Log has written
WEDNESDAY, FEBRUARY 15, 2012

New Delhi: Poll punditry is a hazardous business, if ever there was one. A sought after community of soothsayers, who ply their predictions as the election season approaches, suffer unanimous cynicism from all the contestants when it gets over.

Raj Liberhan, director, India Habitat Centre, New Delhi

Raj Liberhan, director, India Habitat Centre, New Delhi

As the participating parties seek to get a fix on their poll prospects, this learned and serious crowd, propelled in the belief of pursuing a noble cause end up, more often than not, making an ass of themselves.

Indeed there is an ever increasing belief that the distinction between pollsters and pranksters is only artificial, and not superficial. And in the aftermath of the Gujarat election results, the psephologists had to eat crow yet again, instead of being feted.

This is not for the first time though. Psephology, to begin with, was never an exact science and in our country we have turned it into a near fictionalized form. The conclusions our experts draw have nothing to do with the sample size. Even if the sample is of the entire electorate, the predictions will vary with the real results.

It is a lot to do with the kind of people we are. It also has something to do with the kind of people the samplers are and eventually it has a lot to do with the kind of people our political scientists and psephologists are.

Political configurations cannot be easily foretold. Sometimes the price of onions will sway the voters, sometimes it can be the fundamentals of living like sadak, bijli and paani (roads, electricity and water) and at other times the voter can be disenchanted by a boring face.

Perception is everything, irrespective of the truth. An election in India is not the culmination of the triumph of ideology; very often it is the triumph of competitive pedagogy.

If you have ever been accosted by an eager and young but unknown face in a market place wanting your five minutes, you would may suddenly become short of time. If the young man wanting to ascertain your opinion is persistent, and assuming you have a gentle streak in you, you are apt to provide irritated off-the cuff responses which your underpaid interlocutor transcribes while keeping in step with you.

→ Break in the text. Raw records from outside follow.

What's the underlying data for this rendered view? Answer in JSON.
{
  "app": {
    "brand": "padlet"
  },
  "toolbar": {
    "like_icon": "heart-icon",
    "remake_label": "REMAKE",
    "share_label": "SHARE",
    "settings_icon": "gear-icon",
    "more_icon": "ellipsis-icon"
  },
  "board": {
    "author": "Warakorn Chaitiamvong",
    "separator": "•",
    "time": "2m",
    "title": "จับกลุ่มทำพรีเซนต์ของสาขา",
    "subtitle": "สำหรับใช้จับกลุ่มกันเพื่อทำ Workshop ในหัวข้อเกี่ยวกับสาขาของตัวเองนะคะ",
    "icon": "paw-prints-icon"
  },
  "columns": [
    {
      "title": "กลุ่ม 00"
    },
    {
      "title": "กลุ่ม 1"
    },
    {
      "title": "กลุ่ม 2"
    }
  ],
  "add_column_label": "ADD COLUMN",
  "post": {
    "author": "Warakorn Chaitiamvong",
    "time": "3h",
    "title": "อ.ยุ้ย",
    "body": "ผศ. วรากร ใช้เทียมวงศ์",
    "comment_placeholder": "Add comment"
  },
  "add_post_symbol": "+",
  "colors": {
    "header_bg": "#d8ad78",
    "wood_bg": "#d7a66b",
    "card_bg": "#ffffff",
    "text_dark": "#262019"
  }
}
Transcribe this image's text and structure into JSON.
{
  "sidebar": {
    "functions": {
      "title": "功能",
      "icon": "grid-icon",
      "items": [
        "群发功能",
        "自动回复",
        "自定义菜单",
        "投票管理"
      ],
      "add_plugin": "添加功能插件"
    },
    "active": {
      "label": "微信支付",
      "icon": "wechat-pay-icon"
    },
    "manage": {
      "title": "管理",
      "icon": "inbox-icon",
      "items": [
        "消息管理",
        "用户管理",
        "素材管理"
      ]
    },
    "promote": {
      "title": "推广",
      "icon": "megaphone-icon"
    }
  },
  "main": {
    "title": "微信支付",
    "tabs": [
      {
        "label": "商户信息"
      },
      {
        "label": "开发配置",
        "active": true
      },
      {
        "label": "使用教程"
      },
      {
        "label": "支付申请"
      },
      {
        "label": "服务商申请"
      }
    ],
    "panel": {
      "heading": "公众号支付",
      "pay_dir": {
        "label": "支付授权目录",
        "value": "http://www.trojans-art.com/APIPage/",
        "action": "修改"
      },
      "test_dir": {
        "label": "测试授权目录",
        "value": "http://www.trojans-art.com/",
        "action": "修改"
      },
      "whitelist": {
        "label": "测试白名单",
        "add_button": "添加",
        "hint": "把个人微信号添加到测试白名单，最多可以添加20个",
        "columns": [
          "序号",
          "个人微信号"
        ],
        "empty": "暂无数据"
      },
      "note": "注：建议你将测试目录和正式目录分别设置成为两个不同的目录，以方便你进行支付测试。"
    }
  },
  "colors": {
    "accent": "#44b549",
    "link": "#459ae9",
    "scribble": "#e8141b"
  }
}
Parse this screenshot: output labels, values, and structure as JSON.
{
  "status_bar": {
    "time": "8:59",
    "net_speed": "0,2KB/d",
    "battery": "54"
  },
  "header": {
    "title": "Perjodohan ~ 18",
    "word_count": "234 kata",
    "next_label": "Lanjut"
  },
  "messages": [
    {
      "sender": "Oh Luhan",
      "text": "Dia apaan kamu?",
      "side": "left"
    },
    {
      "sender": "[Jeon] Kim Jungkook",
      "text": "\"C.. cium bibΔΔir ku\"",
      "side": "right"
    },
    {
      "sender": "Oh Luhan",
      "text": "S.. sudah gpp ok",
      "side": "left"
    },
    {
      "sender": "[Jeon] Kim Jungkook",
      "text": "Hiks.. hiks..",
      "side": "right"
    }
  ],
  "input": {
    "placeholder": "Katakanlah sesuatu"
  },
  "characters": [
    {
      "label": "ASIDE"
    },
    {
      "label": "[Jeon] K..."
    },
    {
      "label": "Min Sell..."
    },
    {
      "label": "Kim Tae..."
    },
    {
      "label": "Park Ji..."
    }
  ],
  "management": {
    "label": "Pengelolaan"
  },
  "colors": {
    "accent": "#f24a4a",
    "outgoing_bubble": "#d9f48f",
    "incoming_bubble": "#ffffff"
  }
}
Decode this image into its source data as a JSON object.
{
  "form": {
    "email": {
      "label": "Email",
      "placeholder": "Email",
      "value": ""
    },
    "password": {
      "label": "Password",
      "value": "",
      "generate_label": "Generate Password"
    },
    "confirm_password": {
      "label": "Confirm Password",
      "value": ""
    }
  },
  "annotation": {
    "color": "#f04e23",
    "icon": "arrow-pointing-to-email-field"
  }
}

Then having peeled him off, you regain your composure with nary a thought about the questions asked and answers given. This is approximately the fate of the sample taker. If he meets two such cranky, or insufferable characters, which is more than likely, he would find the task of collecting poll samples quite arduous.

It would be far more pleasant to retreat into a shady corner with a cup of tea and fill in the sample forms yourself under different names. The job thus done, the social scientist then analyses this wealth of data and presents his conclusions. Little wonder that these closely resemble the kind of fiction normally associated with government’s full page advertisements containing their achievements. Well, allright, not quite that bad. The poll predictions look better than governments ads all the time.

The fictional element gets further compounded by the nature of people we are. At the best of times we rarely say what we mean and certainly not to strange data collectors, and never on a public platform. In fact, at other times we do not even mean what we say. Between those two extremes, there is rarely a moment, when we know what we are going to do. The laws of probability naturally go haywire when so much of an individual’s predilections are factored into the poll predictions.

By and large, our astrologers have fared better than the psephologists and hence the preference among the political leaders to rely on them in planning their electoral gambits is more pronounced than any known inclination to go by the psephologists’s readings. Those, who want to appear rationally propelled and not astrally dependent, use the bookies’ odds as ready indicators to show the buoyancy of the voter’s mood.

All said and done, the Indian voter is zealous about keeping his electoral preferences secret. He takes the secret ballot vote decreed to him by the constitution, very seriously. The confidence in the political system is modest, and there is an underlying apprehension of getting marked, if his voting preference was to become public, yet his faith in the election process is abiding. It is this faith of the common man that has kept the democratic aspirations alive and vibrant.

Seen in the context of the economic and literacy level in the country, and the general ethos of the geographical neighbourhood, our voter wins admirers everyday, listening to everybody, psephologists, astrologers, analysts, political scientists and the political parties, but he makes his choice on the strength of his native instinct. This instinct has remarkably evolved with time and very visible in the kind of poll results that are coming through confounding the best predictions.

This is the assertion of the individual citizen’s right to think independently. It is also the assertion of his ability to make a choice and hold that choice to account subsequently. It also, at the end, is an assertion of his hope in the country’s democracy and he will have no other way of government.

As the Time Magazine wryly pointed out in the context of the uncertainly of the US Presidential election, the saga cannot be forefold, it must only unfold. So too in our own land.